Para os médicos de Universidade de Hull, além dos antidepressivos só serem eficazes em pacientes com alto grau da doença, eles aconselham a prescrição destes medicamentos somente depois que outras terapias convencionais se mostrarem ineficazes.

A Lilly se defende dizendo que as decisões médicas não se baseiam em estudos únicos e que em qualquer tipo de ciência, não só na médica, é normal haver conflitos de resultados. “A medicina avança através da pesquisa baseada em corpo de evidências. Não é devido a uma pesquisa que mostre resultados negativos sobre certo medicamento que todos os demais estudos com resultados divergentes e positivos serão desconsiderados”, diz Janiszewski.

Para o diretor da Lilly, cada geração de antidepressivo tem uma certa característica de ação. “O que define a prescrição de cada tipo de medicamento é a análise clínica, a relação médico-paciente”. O psiquiatra da Unicamp, Cláudio Banzato, concorda de certo modo com a opinião de Janiszewski. “Trabalho há 20 anos com psiquiatria e desde o início da minha carreira prescrevo antidepressivos. A contribuição desses remédios no tratamento da depressão é um fato. Entretanto, o que a pesquisa inglesa traz agora é algo que a rotina clínica nos mostra diariamente: os antidepressivos possuem maior eficácia em pacientes graves”.
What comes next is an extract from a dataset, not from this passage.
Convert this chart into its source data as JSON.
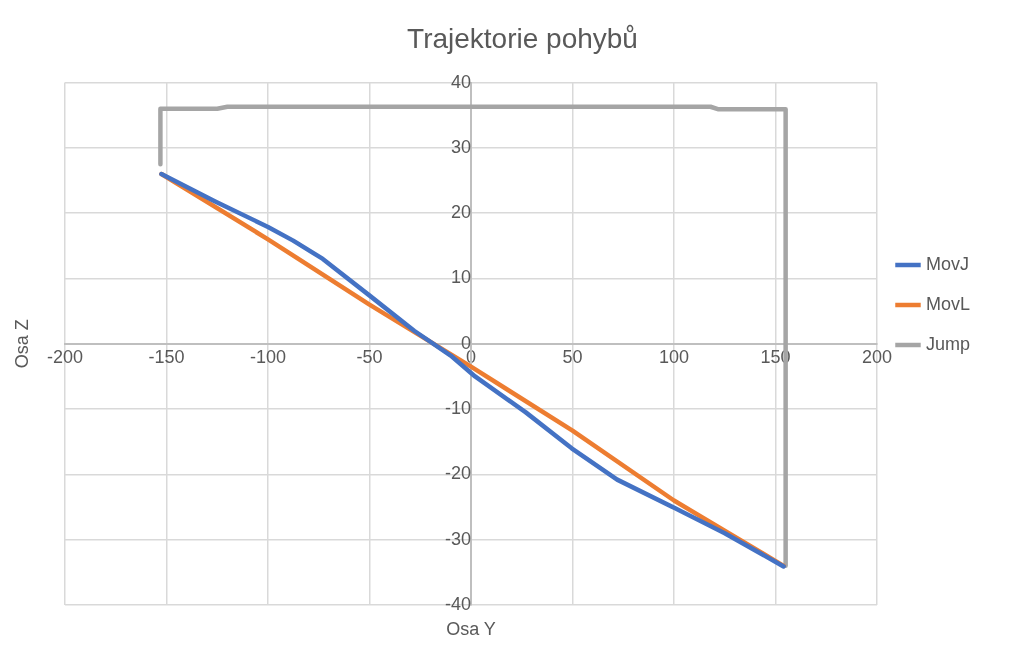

Uma coisa que precisa ser salientada sobre a pesquisa publicada no PLoS é que a eficácia dos antidepressivos analisados não diminuiu ou aumentou de acordo com a gravidade da depressão do paciente em teste. A eficácia do placebo é que diminuiu nos pacientes mais deprimidos. Banzato diz que “não se sabe bem o porquê, mas é comum na literatura ver pacientes com depressão reagirem bem ao placebo.” O próprio editor do PLoS, Phillipa Hay, comenta que o modo como pacientes deprimidos reagem aos antidepressivos e ao placebo precisa ser melhor investigado.

http://www.labjor.unicamp.br/midiaciencia/IMG/jpg/Figura_2_.jpg
Gráfico mostra a resposta ao remédio e ao placebo de acordo com a severidade da depressão. Fonte – Kirsch et. al (2008).
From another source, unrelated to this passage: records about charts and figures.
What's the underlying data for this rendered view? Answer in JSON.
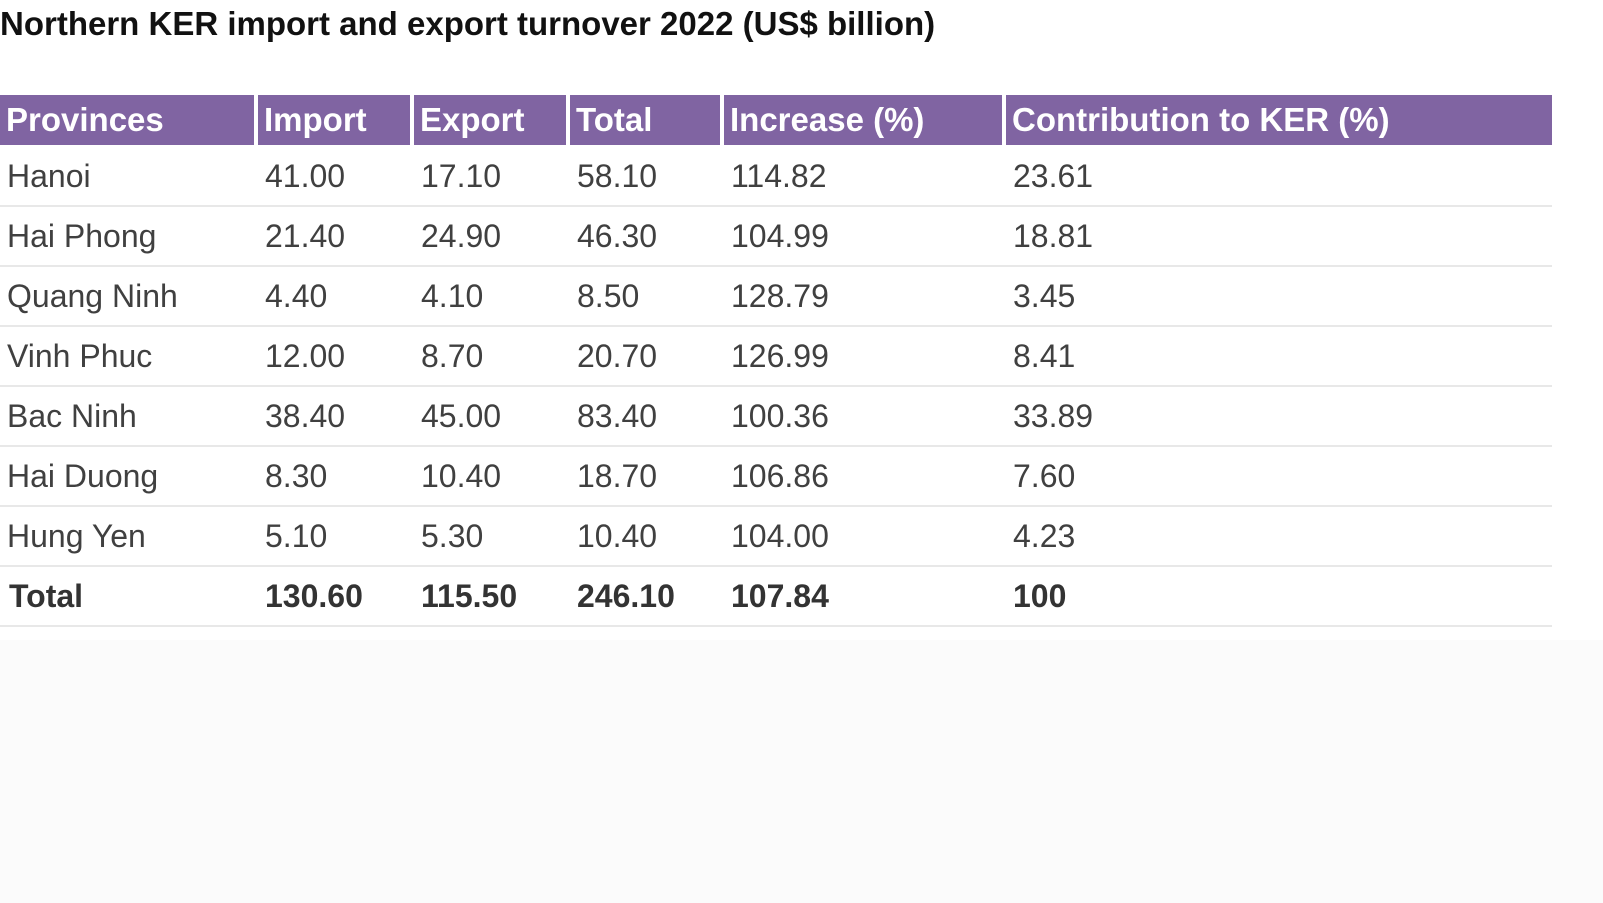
{
  "chart_data": {
    "type": "table",
    "title": "Northern KER import and export turnover 2022 (US$ billion)",
    "columns": [
      "Provinces",
      "Import",
      "Export",
      "Total",
      "Increase (%)",
      "Contribution to KER (%)"
    ],
    "rows": [
      [
        "Hanoi",
        "41.00",
        "17.10",
        "58.10",
        "114.82",
        "23.61"
      ],
      [
        "Hai Phong",
        "21.40",
        "24.90",
        "46.30",
        "104.99",
        "18.81"
      ],
      [
        "Quang Ninh",
        "4.40",
        "4.10",
        "8.50",
        "128.79",
        "3.45"
      ],
      [
        "Vinh Phuc",
        "12.00",
        "8.70",
        "20.70",
        "126.99",
        "8.41"
      ],
      [
        "Bac Ninh",
        "38.40",
        "45.00",
        "83.40",
        "100.36",
        "33.89"
      ],
      [
        "Hai Duong",
        "8.30",
        "10.40",
        "18.70",
        "106.86",
        "7.60"
      ],
      [
        "Hung Yen",
        "5.10",
        "5.30",
        "10.40",
        "104.00",
        "4.23"
      ]
    ],
    "total_row": [
      "Total",
      "130.60",
      "115.50",
      "246.10",
      "107.84",
      "100"
    ],
    "header_color": "#8064a2",
    "header_text_color": "#ffffff",
    "grid": "horizontal row separators"
  }
}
Quanto à repercussão internacional da pesquisa inglesa, Janiszewski diz que isto é algo natural. “Você pensa em todas aquelas pessoas que sofrem de depressão e consomem antidepressivos que, de repente, abrem um dia o jornal e vêem um cientista dizendo que aquilo que as ajudam a ficar bem não serve para nada. Tal notícia irá, sem dúvida, repercutir”. No entanto, ele arremata: “é possível alguém hoje em dia dizer que a insulina não surte efeito no paciente diabético? Com certeza não. A diferença entre a insulina e os antidepressivos é que ela existe desde 1930”. A questão em aberto agora é se o futuro realmente reserva tal sorte aos reestabelecedores de humor.